What if she listed much more? Or could it be that the haters suffer from the weaker sex syndrome? Afterall, she said what the ordinary man on the street knows her man to have done. Anyway, whichever is the reason, I hold exceptions. My reasons?
I think her excellency spoke because she knows, and she knows because she partook. It takes only a woman “BEHIND” a successful man not to partake and therefore not to know, as it is usually thought of in the distant past. For, when a woman confines herself “behind” her man, she sees no farther than her man’s shadow.
Women, substance folks like our Toyin, are the likeness of salt in the stew. Their presence is not readily appreciated but their significance is felt only when in their absence.
Such women stand firmly, purposively, and purposefully “BESIDE” their men, so they could see, evaluate, opinionate, substantiate and even initiate novel governmental ideas that could draw development. For such women, it is within their intellectual capacity to be contributory to their men’s success, but they remain largely unsung.
In the political and governmental landscape of Nigeria, instances of such women abound. They wriggled their way out of the constitutional impediments to still make their marks very indelible for posterity.
For instance, It was because Dame Patience jettisoned the “behind” position with president Jonathan that she courted so much fame (either in derision or honor).
Much earlier, the instances of the two Maryams are another to remember. If the late Maryam Babangida hadn’t stood ‘beside’ (not behind) her man, the Better Life for Rural Women she birthed, and its multiplier effects on the Nigerian rural women would have been non-existent.
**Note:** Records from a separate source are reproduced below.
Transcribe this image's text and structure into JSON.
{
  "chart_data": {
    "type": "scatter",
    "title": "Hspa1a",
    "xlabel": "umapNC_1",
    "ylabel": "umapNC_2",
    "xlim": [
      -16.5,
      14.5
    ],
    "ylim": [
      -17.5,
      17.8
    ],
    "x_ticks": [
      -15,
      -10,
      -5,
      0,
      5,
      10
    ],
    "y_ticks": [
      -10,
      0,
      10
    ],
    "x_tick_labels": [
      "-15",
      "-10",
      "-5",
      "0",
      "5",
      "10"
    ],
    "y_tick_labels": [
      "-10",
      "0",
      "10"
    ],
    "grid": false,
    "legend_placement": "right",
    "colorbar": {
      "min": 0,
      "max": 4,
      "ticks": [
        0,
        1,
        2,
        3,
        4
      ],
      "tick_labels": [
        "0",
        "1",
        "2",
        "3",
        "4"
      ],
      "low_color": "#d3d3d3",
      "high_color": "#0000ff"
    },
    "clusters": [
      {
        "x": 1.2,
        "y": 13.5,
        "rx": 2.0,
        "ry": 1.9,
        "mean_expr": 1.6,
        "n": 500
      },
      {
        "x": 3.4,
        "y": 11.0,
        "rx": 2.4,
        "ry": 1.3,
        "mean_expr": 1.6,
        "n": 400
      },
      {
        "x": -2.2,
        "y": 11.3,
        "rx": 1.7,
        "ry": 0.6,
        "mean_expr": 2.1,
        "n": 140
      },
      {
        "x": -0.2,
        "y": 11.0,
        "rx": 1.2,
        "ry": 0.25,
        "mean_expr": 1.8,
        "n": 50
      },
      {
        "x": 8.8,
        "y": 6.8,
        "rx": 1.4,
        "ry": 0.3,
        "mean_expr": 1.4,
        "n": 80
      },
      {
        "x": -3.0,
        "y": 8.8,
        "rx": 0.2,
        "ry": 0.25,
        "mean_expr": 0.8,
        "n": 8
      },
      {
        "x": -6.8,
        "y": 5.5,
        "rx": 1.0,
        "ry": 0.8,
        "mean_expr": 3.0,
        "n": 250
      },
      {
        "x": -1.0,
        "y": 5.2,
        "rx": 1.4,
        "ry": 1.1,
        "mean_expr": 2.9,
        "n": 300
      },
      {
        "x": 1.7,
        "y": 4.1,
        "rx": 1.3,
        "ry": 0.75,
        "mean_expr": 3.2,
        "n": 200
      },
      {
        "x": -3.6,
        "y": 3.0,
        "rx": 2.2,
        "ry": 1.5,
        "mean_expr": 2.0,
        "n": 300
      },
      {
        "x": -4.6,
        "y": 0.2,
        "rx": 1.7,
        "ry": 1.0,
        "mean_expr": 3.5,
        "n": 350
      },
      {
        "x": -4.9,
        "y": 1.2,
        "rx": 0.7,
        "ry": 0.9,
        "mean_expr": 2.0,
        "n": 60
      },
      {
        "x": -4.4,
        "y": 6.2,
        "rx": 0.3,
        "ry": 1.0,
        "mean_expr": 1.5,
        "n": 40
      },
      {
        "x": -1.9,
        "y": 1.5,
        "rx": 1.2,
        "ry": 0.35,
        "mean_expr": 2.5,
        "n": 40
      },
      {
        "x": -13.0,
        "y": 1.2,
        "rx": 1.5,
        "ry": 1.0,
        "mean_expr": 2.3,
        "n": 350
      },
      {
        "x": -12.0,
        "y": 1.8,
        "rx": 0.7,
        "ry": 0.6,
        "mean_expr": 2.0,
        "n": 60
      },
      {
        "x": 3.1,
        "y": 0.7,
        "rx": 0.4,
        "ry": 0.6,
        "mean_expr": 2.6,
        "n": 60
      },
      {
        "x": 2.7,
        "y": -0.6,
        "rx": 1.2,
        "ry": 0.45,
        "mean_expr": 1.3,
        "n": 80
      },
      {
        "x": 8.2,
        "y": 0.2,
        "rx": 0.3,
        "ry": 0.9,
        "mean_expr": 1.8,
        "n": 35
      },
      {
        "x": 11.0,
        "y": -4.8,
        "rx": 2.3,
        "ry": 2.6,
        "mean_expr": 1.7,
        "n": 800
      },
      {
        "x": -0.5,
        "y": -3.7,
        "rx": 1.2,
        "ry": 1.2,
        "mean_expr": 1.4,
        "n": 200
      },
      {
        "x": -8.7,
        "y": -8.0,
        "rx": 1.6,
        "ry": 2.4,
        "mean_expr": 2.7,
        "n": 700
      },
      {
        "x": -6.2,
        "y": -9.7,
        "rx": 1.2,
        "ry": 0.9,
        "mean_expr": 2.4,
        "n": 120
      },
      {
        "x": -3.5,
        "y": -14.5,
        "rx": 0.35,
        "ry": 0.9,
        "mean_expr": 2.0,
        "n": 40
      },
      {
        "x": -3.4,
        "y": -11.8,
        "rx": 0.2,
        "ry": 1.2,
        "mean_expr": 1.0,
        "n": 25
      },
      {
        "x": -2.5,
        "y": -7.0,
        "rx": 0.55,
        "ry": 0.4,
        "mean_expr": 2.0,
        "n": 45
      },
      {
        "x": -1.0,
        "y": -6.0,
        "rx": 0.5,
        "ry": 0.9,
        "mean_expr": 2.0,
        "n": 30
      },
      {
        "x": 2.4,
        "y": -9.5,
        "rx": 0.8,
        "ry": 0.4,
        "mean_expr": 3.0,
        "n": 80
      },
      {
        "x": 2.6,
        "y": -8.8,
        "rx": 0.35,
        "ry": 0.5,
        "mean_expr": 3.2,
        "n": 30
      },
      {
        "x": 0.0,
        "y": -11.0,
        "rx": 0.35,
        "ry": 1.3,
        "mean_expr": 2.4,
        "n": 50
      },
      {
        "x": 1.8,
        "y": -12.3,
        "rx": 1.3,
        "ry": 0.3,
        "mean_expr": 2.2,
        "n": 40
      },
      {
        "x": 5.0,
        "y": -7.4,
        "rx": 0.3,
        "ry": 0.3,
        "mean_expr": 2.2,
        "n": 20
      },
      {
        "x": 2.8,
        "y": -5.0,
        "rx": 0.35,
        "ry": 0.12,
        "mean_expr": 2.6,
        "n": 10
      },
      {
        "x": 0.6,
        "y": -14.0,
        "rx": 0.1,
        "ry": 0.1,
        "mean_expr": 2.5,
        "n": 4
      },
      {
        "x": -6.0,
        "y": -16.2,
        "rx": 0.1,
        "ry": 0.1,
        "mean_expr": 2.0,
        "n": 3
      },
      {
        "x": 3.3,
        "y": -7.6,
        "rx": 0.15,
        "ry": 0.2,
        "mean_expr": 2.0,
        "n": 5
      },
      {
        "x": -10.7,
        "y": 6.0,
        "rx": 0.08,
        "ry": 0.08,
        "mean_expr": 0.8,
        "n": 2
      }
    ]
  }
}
Neither would the famous Family Support Programme (FSP) of her successor and namesake, the widow of the late Abacha, have come to fruition.
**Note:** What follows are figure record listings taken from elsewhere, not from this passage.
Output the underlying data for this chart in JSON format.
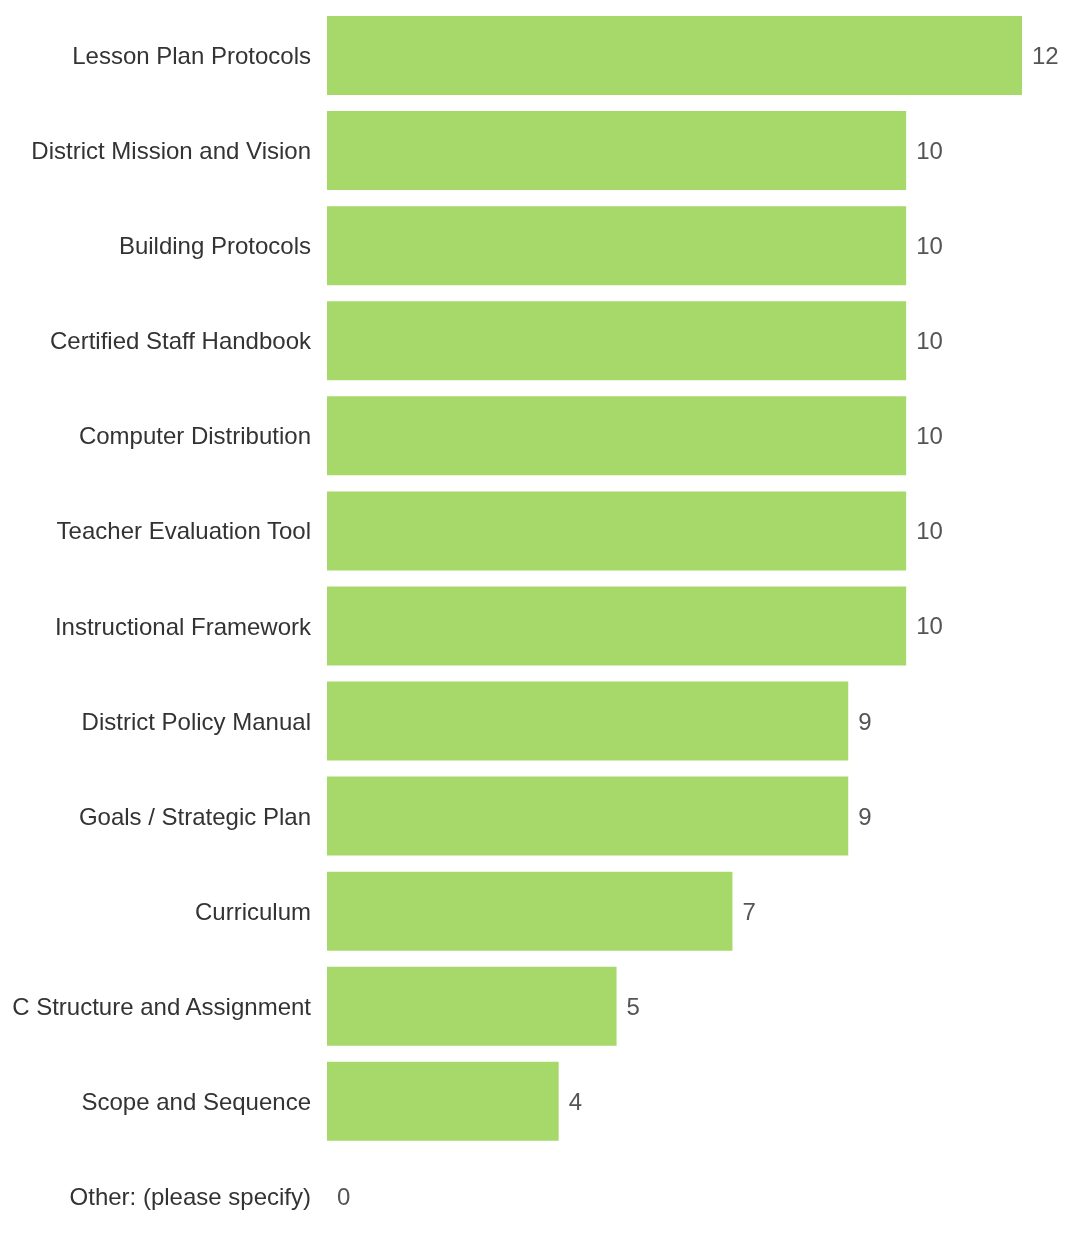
{
  "chart_data": {
    "type": "bar",
    "orientation": "horizontal",
    "categories": [
      "Lesson Plan Protocols",
      "District Mission and Vision",
      "Building Protocols",
      "Certified Staff Handbook",
      "Computer Distribution",
      "Teacher Evaluation Tool",
      "Instructional Framework",
      "District Policy Manual",
      "Goals / Strategic Plan",
      "Curriculum",
      "C Structure and Assignment",
      "Scope and Sequence",
      "Other: (please specify)"
    ],
    "values": [
      12,
      10,
      10,
      10,
      10,
      10,
      10,
      9,
      9,
      7,
      5,
      4,
      0
    ],
    "color": "#a6d96a",
    "data_labels": true,
    "grid": false,
    "legend": false
  }
}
In like manner, the erstwhile kwara first woman, who partook at the sideline of governance, evolved an NGO, the Well-being Foundation, to cater for the well-being of womenfolk and children, at no cost on Government, in complementarity with her man. In facilitating health care and general wellbeing for people, off-setting medical bills of indigent patients etc, her organisation did and still doing tremendously well. Surely, such a woman needs now to talk, especially in the face of hate-induced criticism
On the vital roles of their Excellencies, the revelation of a former Governor in one of the south-west is apt. Citing a particular incidence when he, out of annoyance, threw verbal missiles on one of his personal Aides. According to him, while at home that same day, his wife, her excellency had calmly and with all due respect, rebuked him for insulting and even injuring the sensibility of the aide in question. Her excellency insisted that they both together visit the aide in his residence to offer apology, as (in the reasoning of this first lady), that aide, his wife and even grown up children would definitely sleep in sadness that night. As such, he, Governor, the cause of another family’s sadness, didn’t deserve to sleep in happiness too, except and unless he the went to releif that family of the burden.
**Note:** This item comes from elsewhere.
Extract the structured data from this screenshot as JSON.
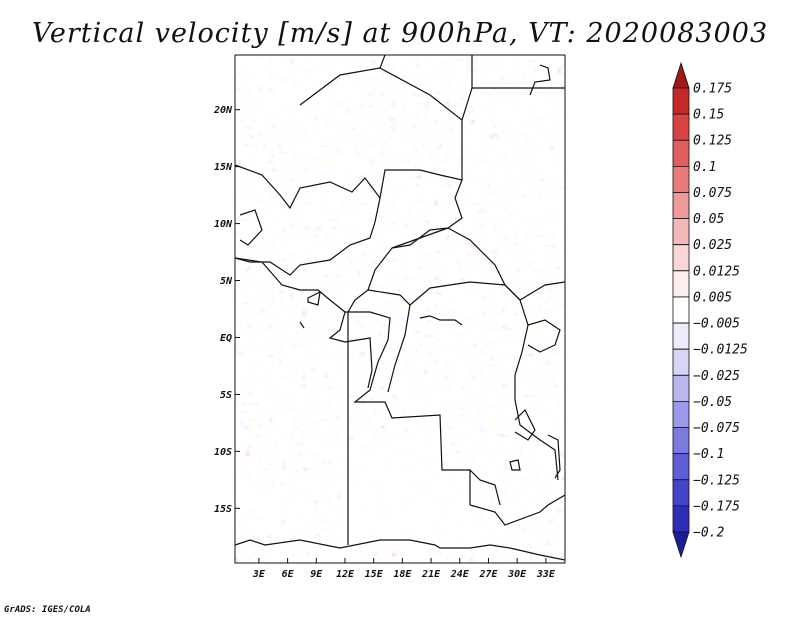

With such reaction of his wife, he opined that if Governor continually exhibited misnomals, their wife sure has a share in the blame.
And lest I forget, the current first lady, Hajia Aisha Buhari once talked and still talking. Neither the hamstrung posed by the constitution nor her husband’s body language were enough to dissuade her. She is much educated and exposed to understand the intrigues of the swarms of political owls around her man and government, that she cried out; and she hasn’t even stopped talking thenceforth. Recall her man’s popular reference to “the other room” as a place she’s to play her role. Yet the undaunted Aishat keeps talking.
I have gone this length to show the logically of the assertions of our erstwhile first lady, and one just hope that one wouldn’t be misconstrued to be intent at
Praise singing or playing Psychophancy.